A cambiare in quel momento non era stato tanto il fisico - ancora non passava per un uomo - ma il livello di testosterone nel sangue. «Ero riuscito finalmente a curarmi», racconta, «perché di cura si tratta», dice senza mezzi termini. «Non che valga per tutti. Ci sono persone binarie che non hanno bisogno di cambiare il proprio corpo. E altre invece che devono avere dei nuovi genitali e diventare completamente uomo o donna. Poi ci sono quelli come me, quelli che chiamo gli unicorni, con una sensibilità speciale. Ma la cosa fondamentale è che oggi, molto più di vent’anni fa, possiamo allontanarci dall’identità che ci è stata assegnata alla nascita per affermare la nostra. Ci troviamo in un momento di grande cambiamento sociale. Stiamo cominciando a capire che la disparità sociale tra uomini e donne è la causa di tanti mali perché è evidente che le società in cui le donne hanno potere sono società di successo». Paradossalmente è l’uomo la categoria ancora prigioniera degli stereotipi: «Un uomo che indossa una gonna rischia la vita».

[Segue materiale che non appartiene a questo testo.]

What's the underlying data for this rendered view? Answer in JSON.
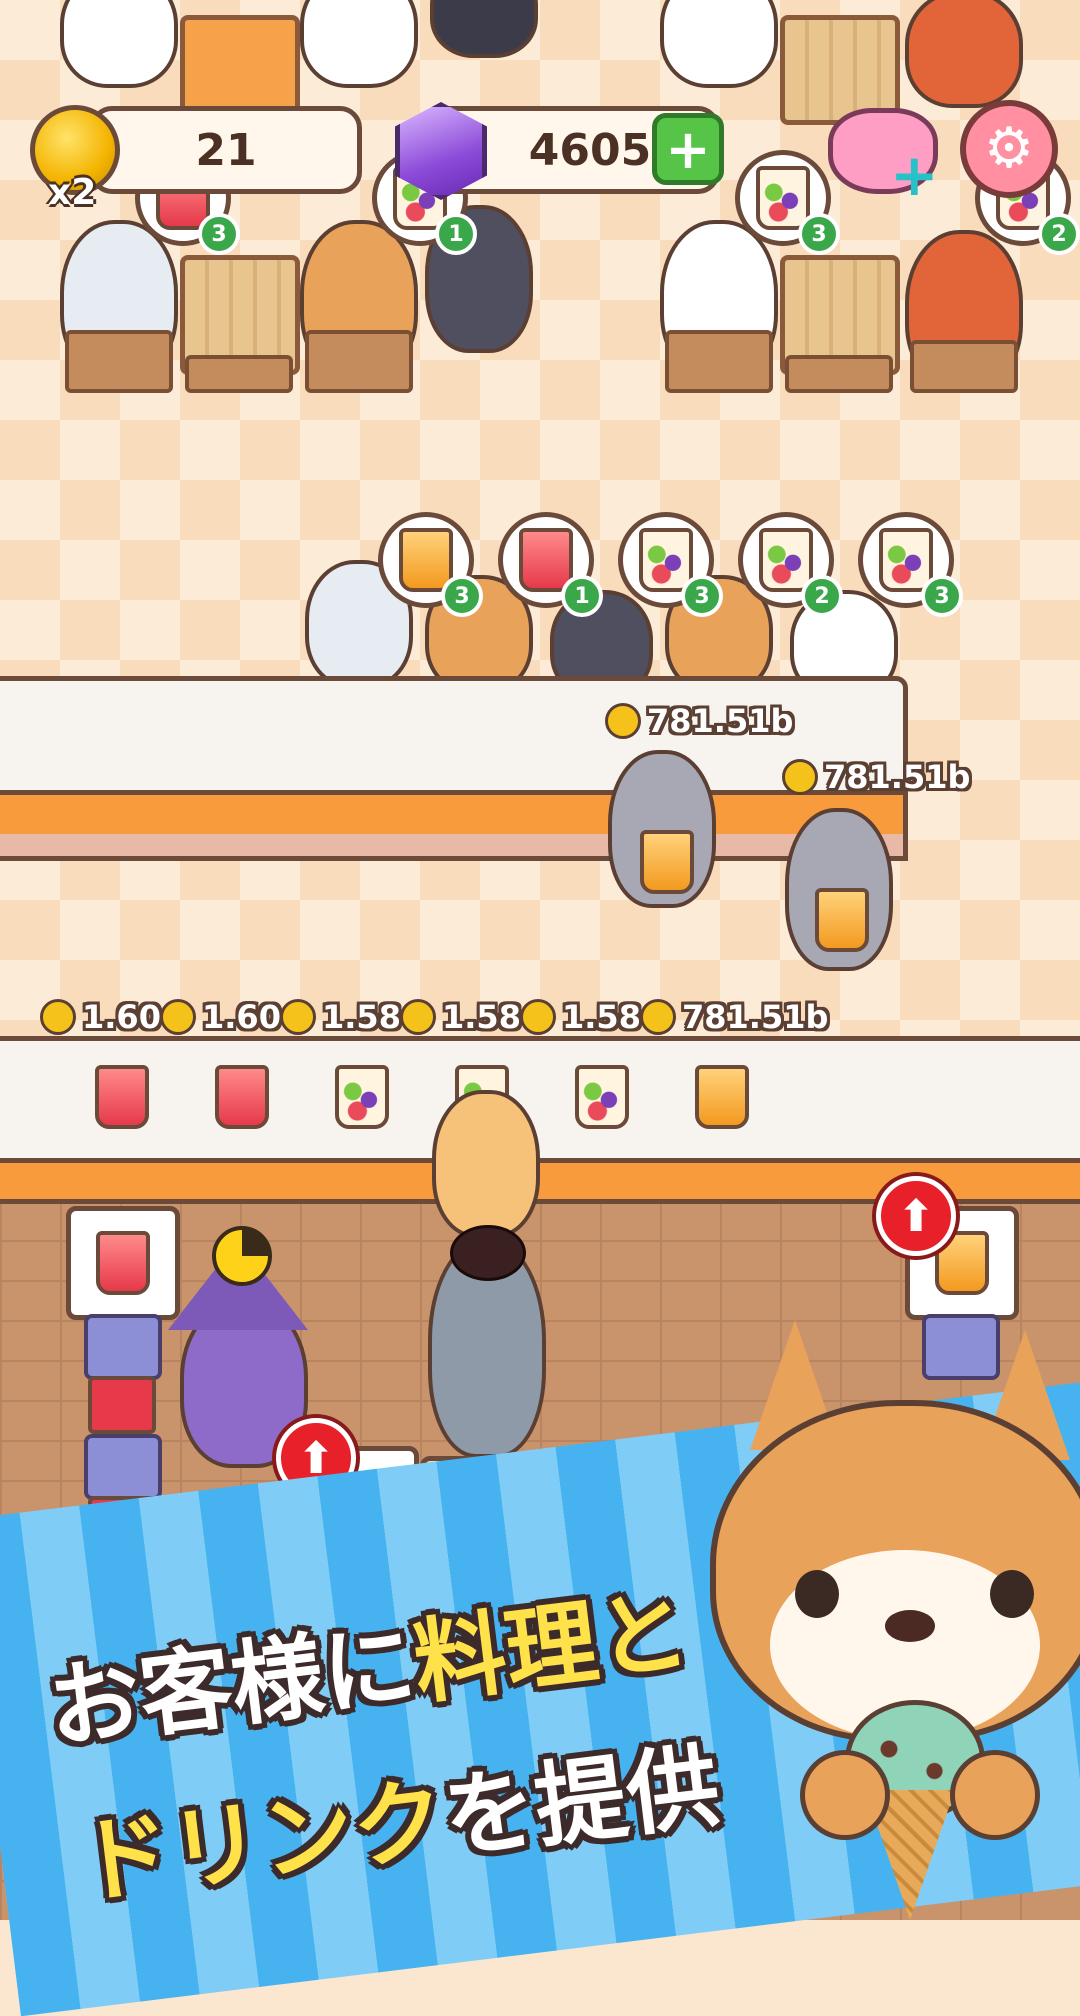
{
  "hud": {
    "paw_coins": "21",
    "multiplier": "x2",
    "gems": "4605",
    "plus_label": "+"
  },
  "orders_top": [
    {
      "drink": "fruit",
      "count": "1"
    },
    {
      "drink": "fruit",
      "count": "3"
    },
    {
      "drink": "fruit",
      "count": "2"
    },
    {
      "drink": "red",
      "count": "3"
    }
  ],
  "orders_queue": [
    {
      "drink": "orange",
      "count": "3"
    },
    {
      "drink": "red",
      "count": "1"
    },
    {
      "drink": "fruit",
      "count": "3"
    },
    {
      "drink": "fruit",
      "count": "2"
    },
    {
      "drink": "fruit",
      "count": "3"
    }
  ],
  "waiter_earnings": [
    "781.51b",
    "781.51b"
  ],
  "counter_prices": [
    "1.60",
    "1.60",
    "1.58",
    "1.58",
    "1.58",
    "781.51b"
  ],
  "counter_drinks": [
    "red",
    "red",
    "fruit",
    "fruit",
    "fruit",
    "orange"
  ],
  "banner": {
    "line1_a": "お客様に",
    "line1_b": "料理と",
    "line2_a": "ドリンク",
    "line2_b": "を提供"
  },
  "colors": {
    "accent": "#f79b3d",
    "gem": "#8c4bd8",
    "banner": "#46b3f0",
    "highlight": "#ffe24a"
  }
}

Per oltre un decennio Hamblin diventa attivista a tempo pieno a favore dei diritti delle persone transgender e insieme alla moglie fonda l’associazione “Gender Dynamix” a cui spesso si rivolgeranno anche le istituzioni pubbliche per gestire le problematiche transgender dei meno abbienti. «Se provieni da un ambiente privilegiato è più facile rivendicare i tuoi diritti», dice. «Bianco, classe media, io potevo pagare le medicine, farmi operare, gestire il mio dolore. Ma per chi è nero, povero e nasce in un ambiente ostile è tutto molto più difficile». In quel caso la strada finisce per diventare l’opzione più ovvia. Ed è così che si crea l’equazione persona transgender uguale lavoratore del sesso. «Lavorare con loro mi ha fatto vedere tutto quello che non funziona nel mondo. Quando i teenager sono cacciati di casa per la propria espressione di genere finiscono in un mondo criminale fatto di sesso per soldi e di droghe, e la maggioranza non arriverà ai 40 anni».

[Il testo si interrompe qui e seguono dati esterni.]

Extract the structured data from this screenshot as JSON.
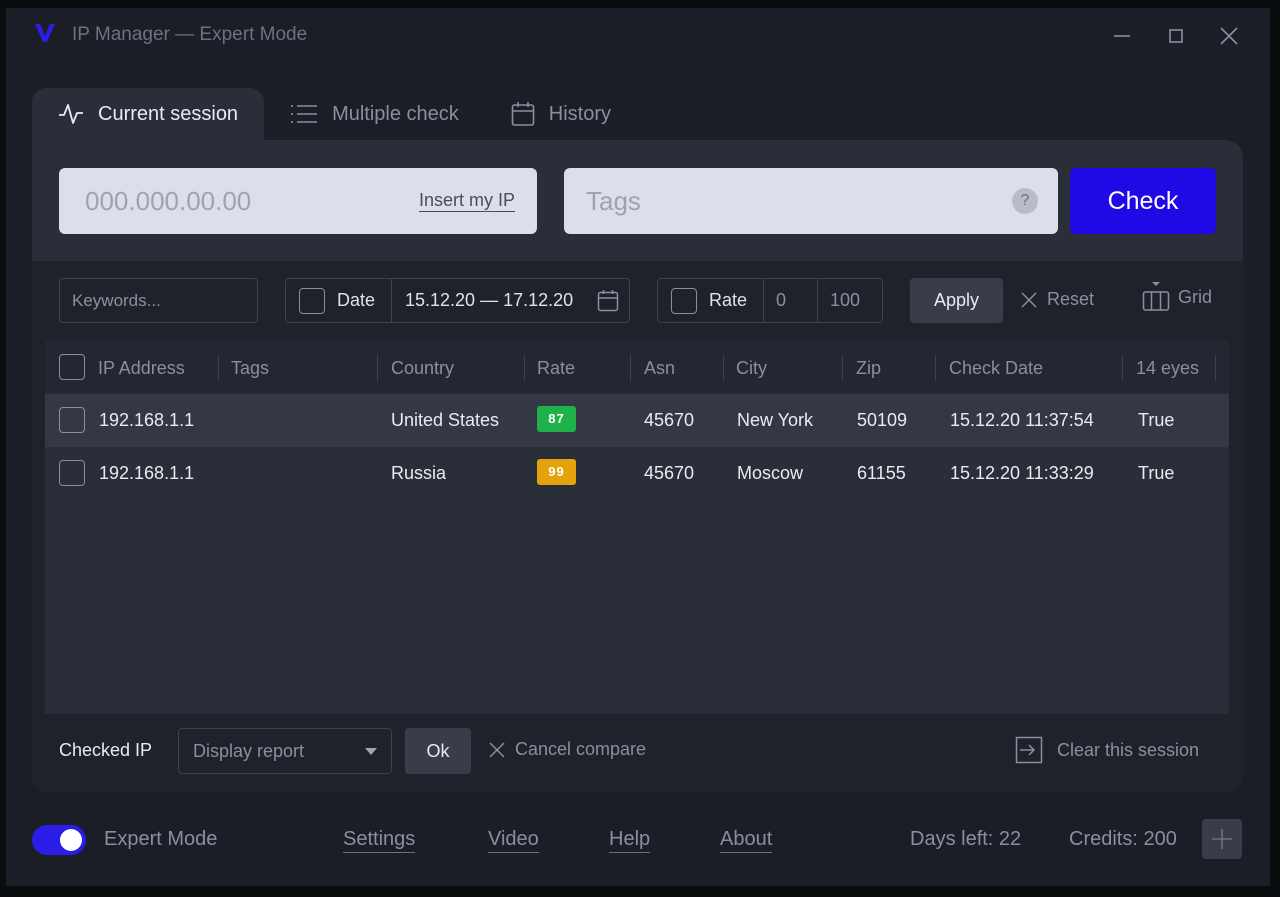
{
  "app": {
    "title": "IP Manager — Expert Mode"
  },
  "tabs": [
    {
      "label": "Current session",
      "icon": "activity-icon",
      "active": true
    },
    {
      "label": "Multiple check",
      "icon": "list-icon",
      "active": false
    },
    {
      "label": "History",
      "icon": "calendar-icon",
      "active": false
    }
  ],
  "ip_input": {
    "placeholder": "000.000.00.00",
    "value": "",
    "insert_label": "Insert my IP"
  },
  "tags_input": {
    "placeholder": "Tags",
    "value": "",
    "help": "?"
  },
  "check_button": "Check",
  "filters": {
    "keywords_placeholder": "Keywords...",
    "date_label": "Date",
    "date_range": "15.12.20 — 17.12.20",
    "rate_label": "Rate",
    "rate_min": "0",
    "rate_max": "100",
    "apply": "Apply",
    "reset": "Reset",
    "grid": "Grid"
  },
  "table": {
    "columns": [
      "IP Address",
      "Tags",
      "Country",
      "Rate",
      "Asn",
      "City",
      "Zip",
      "Check Date",
      "14 eyes"
    ],
    "rows": [
      {
        "ip": "192.168.1.1",
        "tags": "",
        "country": "United States",
        "rate": "87",
        "rate_color": "#1fb14a",
        "asn": "45670",
        "city": "New York",
        "zip": "50109",
        "date": "15.12.20 11:37:54",
        "eyes": "True"
      },
      {
        "ip": "192.168.1.1",
        "tags": "",
        "country": "Russia",
        "rate": "99",
        "rate_color": "#e5a20c",
        "asn": "45670",
        "city": "Moscow",
        "zip": "61155",
        "date": "15.12.20 11:33:29",
        "eyes": "True"
      }
    ]
  },
  "bottom_bar": {
    "checked_label": "Checked IP",
    "report_select": "Display report",
    "ok": "Ok",
    "cancel_compare": "Cancel compare",
    "clear_session": "Clear this session"
  },
  "footer": {
    "expert_mode_label": "Expert Mode",
    "expert_mode_on": true,
    "links": [
      "Settings",
      "Video",
      "Help",
      "About"
    ],
    "days_left": "Days left: 22",
    "credits": "Credits: 200"
  },
  "colors": {
    "accent": "#1f0ae6",
    "background": "#1b1e26",
    "panel": "#2a2e39"
  }
}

La sua battaglia personale, essere riconosciuto come uomo anche senza l’operazione ai genitali, una volta vinta, diventa il nuovo standard. Non è stato facile. Dal 2004 esisteva in Sudafrica una legge che permetteva di cambiare i documenti sulla base delle dichiarazioni di due dottori. Ma nella vita quotidiana la sua applicazione era un calvario che aveva molto più a che fare con le amicizie politiche che con la parola scritta. Oggi è più facile per tutti.
 

Sono quegli gli anni in cui arte e vita si confondono e si ispirano vicendevolmente. Il tema è sempre lo stesso, la transizione – di genere, di arte, di vita. Ma cambia con il procedere degli anni. «Prima della transizione ero una foto-giornalista, poi con il cambio di sesso e l’attivismo sociale ho cominciato a fare foto sempre più sfocate, sempre più artistiche solo su temi che mi stavano a cuore, usando tinte scure». A cambiare è anche la comunità di riferimento: «Il mio comportamento maschile andava bene alle mie amiche lesbiche finché avevo forme femminili. Non più quando mi è cresciuta la barba». Ma intanto era cresciuto il progetto di vita con la moglie. Stava arrivando una figlia adottiva. E con lei una nuova comunità.

Nell’ultimo biennio, con la chiusura in casa imposta dal Covid-19, è il tempo di un’ulteriore transizione. «Avevo comprato carta e pittura per intrattenere mia figlia e i suoi amici mentre i genitori lavoravano ma alla fine ho finito per giocarci io». Posata la macchina fotografica afferra i pennelli. Il bianco e nero lasciano lo spazio al colore, ogni tipo di colore, come l’arcobaleno. E il cervello lascia la scena al corpo. «Dipingere è un’esperienza viscerale. Non penso a cosa dipingerò ma alla fine mi rendo conto che sono sempre corpi, corpi con cicatrici. Corpi maschili che hanno sofferto. Corpi che ricordano il mio».